New construction needed due to lack of space
Without a new facility to store evidence, the Stallings police department would be out of space. Police Chief Michael Dummett presented that information to council members Monday, Sept. 26, explaining the department’s needs and available options.
“One of the things I was tasked with upon arriving here was assessment of the things that were needed, things that were not needed,” Dummett said. “At this time, we do not possess the ability for any major case, that would require any type of storage past something miniscule.”
After a case goes to court, people usually believe the evidence just goes away, Dummett said. He pointed out that beyond the first court case, evidence has to be preserved because people have the right to challenge their convictions.
“People don’t understand just a small case of marijuana, that guy has the chance to appeal,” Dummett said. “He has the ability to go all the way to the Supreme Court. We have to sit on that evidence all that time.”
Currently, the department uses two small offices which were converted to storage space. The total facility comes out to 291 square feet. Instead, Dummett requested approval for a 25 x 40 storage facility, presenting bids his office had collected from local construction companies. They ranged from the $97,280 proposed by Colony Builders to $136,600 from Southside, the same company building the Stallings park. The proposal was discussed during this year’s budget process, but didn’t make the final capital improvements plan.
Council members were caught off guard by the proposed cost.
“This is basically $100 a square foot,” Stallings mayor Lynda Paxton said. “I have a lot of difficulty trying to see what the value is for that kind of cost per square foot. You can go buy an all brick house with cabinets and carpet for $75 a square foot.”

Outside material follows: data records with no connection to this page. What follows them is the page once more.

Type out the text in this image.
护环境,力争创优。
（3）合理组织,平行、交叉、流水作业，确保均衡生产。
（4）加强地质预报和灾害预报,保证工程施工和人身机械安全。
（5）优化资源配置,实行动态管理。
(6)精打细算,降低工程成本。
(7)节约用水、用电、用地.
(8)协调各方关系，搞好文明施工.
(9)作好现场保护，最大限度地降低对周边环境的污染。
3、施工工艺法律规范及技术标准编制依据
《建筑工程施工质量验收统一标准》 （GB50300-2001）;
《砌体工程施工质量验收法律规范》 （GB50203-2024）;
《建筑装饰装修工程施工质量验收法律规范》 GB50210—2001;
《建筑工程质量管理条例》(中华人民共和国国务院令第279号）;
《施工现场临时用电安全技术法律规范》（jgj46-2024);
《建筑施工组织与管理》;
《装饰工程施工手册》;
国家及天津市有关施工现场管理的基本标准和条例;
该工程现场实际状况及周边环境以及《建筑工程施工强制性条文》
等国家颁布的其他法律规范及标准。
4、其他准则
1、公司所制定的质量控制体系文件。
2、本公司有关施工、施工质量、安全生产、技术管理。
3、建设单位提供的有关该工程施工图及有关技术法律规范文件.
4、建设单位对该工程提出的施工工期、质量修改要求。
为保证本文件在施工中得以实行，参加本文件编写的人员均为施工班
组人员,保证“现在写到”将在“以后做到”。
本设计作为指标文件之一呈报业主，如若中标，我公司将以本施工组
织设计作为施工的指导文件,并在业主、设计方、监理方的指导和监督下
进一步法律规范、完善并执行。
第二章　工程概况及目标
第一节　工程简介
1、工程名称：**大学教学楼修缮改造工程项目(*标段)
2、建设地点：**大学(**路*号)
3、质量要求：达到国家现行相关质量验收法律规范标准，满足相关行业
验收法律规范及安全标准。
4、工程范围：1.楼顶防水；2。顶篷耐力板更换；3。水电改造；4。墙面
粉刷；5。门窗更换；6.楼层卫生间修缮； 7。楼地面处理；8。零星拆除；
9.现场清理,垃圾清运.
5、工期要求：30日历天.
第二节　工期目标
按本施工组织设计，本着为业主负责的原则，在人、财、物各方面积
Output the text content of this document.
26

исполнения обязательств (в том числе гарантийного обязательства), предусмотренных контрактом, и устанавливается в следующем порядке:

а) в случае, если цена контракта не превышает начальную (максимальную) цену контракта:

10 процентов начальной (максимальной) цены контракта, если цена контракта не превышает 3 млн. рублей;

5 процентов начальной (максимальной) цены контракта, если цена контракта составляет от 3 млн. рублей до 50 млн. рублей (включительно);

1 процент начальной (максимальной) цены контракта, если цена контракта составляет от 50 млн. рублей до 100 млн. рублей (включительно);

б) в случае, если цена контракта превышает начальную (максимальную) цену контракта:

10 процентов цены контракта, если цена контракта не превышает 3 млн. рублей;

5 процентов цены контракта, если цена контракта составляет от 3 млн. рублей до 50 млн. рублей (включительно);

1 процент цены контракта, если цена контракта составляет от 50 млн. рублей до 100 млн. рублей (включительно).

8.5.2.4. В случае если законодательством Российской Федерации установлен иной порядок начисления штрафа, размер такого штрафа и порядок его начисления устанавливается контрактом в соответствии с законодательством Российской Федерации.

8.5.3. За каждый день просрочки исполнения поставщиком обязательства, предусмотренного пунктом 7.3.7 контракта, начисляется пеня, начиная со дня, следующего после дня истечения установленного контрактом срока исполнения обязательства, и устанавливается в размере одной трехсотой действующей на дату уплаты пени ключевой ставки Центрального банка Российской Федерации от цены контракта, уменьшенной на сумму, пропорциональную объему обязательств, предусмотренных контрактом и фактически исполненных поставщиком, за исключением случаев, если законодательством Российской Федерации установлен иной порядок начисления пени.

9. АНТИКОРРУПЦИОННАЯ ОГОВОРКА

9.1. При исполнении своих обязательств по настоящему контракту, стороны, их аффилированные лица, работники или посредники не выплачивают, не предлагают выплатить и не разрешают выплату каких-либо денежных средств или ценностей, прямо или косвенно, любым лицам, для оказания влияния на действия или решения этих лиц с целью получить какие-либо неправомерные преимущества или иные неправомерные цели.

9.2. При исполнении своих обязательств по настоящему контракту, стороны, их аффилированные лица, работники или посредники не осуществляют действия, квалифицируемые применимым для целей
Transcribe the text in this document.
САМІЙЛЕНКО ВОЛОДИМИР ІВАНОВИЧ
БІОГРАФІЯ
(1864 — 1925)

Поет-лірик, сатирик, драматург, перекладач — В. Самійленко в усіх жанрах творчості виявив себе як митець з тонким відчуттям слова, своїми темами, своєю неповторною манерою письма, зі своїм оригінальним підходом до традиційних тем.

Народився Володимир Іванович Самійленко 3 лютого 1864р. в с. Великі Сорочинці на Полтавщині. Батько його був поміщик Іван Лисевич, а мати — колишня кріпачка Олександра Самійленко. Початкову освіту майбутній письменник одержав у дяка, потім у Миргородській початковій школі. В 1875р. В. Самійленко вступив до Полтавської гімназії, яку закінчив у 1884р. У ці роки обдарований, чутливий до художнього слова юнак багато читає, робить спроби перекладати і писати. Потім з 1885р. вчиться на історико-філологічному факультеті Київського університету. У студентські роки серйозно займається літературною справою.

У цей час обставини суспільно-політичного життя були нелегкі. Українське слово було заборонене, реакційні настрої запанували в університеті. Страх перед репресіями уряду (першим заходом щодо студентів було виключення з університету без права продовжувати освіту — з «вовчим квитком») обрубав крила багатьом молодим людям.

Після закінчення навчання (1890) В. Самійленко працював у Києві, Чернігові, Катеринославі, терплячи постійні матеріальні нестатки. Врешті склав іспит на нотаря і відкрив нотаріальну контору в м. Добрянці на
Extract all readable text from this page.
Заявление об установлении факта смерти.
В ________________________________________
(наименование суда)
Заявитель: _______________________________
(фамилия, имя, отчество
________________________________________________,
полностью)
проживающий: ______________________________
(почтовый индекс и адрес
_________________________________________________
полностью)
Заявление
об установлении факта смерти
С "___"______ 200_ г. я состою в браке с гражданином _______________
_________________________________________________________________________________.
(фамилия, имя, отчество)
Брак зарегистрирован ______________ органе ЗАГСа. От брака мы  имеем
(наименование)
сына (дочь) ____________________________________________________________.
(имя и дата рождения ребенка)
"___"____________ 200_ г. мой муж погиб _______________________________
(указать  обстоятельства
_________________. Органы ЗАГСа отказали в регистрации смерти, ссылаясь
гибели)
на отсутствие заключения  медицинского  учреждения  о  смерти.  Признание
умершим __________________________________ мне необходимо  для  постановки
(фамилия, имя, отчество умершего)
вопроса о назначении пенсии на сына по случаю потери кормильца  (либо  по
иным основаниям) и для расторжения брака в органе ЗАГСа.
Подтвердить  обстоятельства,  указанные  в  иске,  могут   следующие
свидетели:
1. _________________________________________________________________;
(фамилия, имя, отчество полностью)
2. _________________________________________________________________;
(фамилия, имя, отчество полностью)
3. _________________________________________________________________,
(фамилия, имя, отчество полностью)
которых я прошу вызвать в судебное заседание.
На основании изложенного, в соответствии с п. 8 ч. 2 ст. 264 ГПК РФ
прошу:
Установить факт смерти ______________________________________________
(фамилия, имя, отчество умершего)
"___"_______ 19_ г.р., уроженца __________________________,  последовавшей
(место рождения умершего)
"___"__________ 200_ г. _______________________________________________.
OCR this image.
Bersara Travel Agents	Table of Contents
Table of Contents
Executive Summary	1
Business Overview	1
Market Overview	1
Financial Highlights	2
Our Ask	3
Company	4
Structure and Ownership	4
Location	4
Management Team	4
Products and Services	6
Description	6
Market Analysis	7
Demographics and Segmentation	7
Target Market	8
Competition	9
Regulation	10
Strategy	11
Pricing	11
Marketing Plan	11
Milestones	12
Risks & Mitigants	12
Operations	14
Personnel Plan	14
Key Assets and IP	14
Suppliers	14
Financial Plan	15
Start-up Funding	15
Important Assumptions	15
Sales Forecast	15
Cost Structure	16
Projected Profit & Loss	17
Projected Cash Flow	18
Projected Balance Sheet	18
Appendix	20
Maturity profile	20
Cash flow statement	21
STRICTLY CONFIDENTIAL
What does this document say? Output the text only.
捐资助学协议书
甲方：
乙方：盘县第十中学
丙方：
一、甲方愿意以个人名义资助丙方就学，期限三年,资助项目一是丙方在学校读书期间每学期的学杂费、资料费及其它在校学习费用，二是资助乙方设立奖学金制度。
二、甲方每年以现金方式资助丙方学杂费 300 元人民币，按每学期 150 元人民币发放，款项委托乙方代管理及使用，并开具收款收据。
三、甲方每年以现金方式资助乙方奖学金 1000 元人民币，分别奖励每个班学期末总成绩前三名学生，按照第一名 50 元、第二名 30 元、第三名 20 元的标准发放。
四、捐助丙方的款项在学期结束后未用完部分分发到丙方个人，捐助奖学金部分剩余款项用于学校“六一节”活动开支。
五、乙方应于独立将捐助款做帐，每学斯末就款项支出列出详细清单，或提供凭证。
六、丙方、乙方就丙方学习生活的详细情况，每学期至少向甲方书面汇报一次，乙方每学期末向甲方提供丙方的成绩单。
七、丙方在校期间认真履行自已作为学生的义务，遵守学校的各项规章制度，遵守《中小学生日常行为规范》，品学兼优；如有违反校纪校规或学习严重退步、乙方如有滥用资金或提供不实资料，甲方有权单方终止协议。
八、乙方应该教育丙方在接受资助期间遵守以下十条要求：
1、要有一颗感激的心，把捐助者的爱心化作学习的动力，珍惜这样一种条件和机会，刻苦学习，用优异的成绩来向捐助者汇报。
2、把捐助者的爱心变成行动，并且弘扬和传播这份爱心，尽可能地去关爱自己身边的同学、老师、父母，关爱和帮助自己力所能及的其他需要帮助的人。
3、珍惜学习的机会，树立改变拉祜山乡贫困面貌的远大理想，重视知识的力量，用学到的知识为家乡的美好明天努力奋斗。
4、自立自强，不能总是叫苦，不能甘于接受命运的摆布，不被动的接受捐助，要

Mayor Pro Tem Wyatt Dunn suggested they put the project on hold, to look at it during the coming year’s budget process.
“We’re two months into our fiscal year (and) this is a five percent increase in our budget,” Dunn said. “That’s a large amount. I would go through the budget process in March. I don’t think it’s critical we do it now.”
Chief Dummett argued that waiting could create problems for the department.
“We’re one case from being out of business,” Dummett said, pointing out there would be no place to store evidence should a murder occur. “You don’t have enough storage facility today to handle that case,” Dummett said. “I can’t go to that (victim’s) family and say I wish he would have got killed in March.”
Council member Paul Frost said he was in favor of the project, but wondered if the town could get things done for a cheaper price. In the current economy, he wondered if another company would bid lower, knowing what the offers were already.
The town council voted to approve moving forward with the lowest bid currently out for the project, with Dunn and Frost in opposition.